One of the final topics Andrew explored was how changing freight markets affect transportation technology. Ryan noted that during prolonged soft markets, many inefficiencies remain hidden. As freight markets tighten, however, network drift becomes far more expensive. Tender rejection increases. Spot exposure grows. Routing guides begin to crack. Transportation leaders need real-time visibility and faster decision-making to stay ahead of changing market conditions.
GoodShip was built to solve two longstanding challenges in transportation. First, freight procurement remains highly manual, with annual RFPs often relying on spreadsheets and incomplete lane data. Second, transportation teams lack a shared source of truth, making it difficult for shippers, brokers, and carriers to align on performance and make informed decisions. GoodShip brings procurement, network data, and market intelligence together in one platform to help teams make faster, more confident decisions.
Network drift is the gradual decline in network performance that occurs after a transportation procurement event.
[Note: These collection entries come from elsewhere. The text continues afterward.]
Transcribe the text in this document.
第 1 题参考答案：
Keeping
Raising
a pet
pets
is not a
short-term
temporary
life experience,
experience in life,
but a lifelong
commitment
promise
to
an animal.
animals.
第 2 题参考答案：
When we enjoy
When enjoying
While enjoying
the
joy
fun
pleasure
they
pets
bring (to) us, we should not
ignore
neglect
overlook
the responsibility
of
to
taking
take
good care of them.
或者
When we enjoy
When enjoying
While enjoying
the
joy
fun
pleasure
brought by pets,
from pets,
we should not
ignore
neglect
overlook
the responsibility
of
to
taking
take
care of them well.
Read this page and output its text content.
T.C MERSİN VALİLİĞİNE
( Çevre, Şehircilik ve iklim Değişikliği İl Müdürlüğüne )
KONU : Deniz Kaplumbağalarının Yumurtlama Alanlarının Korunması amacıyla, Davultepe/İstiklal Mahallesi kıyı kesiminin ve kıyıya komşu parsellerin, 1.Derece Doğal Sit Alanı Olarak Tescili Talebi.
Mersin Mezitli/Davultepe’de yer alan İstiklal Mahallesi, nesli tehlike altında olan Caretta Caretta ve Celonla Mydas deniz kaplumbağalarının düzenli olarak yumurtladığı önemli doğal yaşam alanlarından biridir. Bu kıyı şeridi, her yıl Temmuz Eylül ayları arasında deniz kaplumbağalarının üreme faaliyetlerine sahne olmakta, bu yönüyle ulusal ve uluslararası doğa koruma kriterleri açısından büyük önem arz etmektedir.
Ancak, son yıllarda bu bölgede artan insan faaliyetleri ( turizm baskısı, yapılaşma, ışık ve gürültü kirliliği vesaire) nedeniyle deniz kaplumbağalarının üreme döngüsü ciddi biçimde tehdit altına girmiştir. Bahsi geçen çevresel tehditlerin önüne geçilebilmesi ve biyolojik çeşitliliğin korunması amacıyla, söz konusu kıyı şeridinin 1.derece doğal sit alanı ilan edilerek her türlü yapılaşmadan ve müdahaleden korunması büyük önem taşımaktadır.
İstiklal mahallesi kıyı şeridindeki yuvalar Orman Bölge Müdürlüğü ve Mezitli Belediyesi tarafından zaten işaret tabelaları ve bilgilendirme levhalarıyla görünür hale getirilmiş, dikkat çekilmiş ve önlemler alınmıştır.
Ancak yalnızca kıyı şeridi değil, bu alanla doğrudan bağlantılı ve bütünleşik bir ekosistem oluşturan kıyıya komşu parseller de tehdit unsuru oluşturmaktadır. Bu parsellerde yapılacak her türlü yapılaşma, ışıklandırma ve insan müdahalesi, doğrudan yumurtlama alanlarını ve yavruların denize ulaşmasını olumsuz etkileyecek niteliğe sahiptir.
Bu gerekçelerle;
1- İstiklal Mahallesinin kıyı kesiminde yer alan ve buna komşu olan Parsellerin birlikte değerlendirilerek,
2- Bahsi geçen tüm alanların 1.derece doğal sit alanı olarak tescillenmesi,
While an RFP may establish an optimal routing guide on day one, market rates, carrier performance, shipment volumes, and business priorities are constantly changing. Without continuous visibility, those changes can lead to higher costs, lower service levels, and increased spot market exposure. GoodShip helps transportation teams identify and address network drift before it becomes a larger problem.
A TMS is designed to execute and record transportation transactions. GoodShip is designed to help teams understand what's happening across their network and what actions they should take next. Instead of replacing a TMS, GoodShip integrates with existing systems to unify transportation data, market intelligence, and AI-powered insights into a single decision-making platform.
GoodShip's AI Transportation Analyst, Laney, helps teams analyze their freight network in seconds instead of hours. Users can ask questions in plain language about service performance, procurement opportunities, market conditions, or carrier performance and receive immediate, transportation-specific insights. Rather than replacing analysts, Laney helps them spend less time building reports and more time making strategic decisions.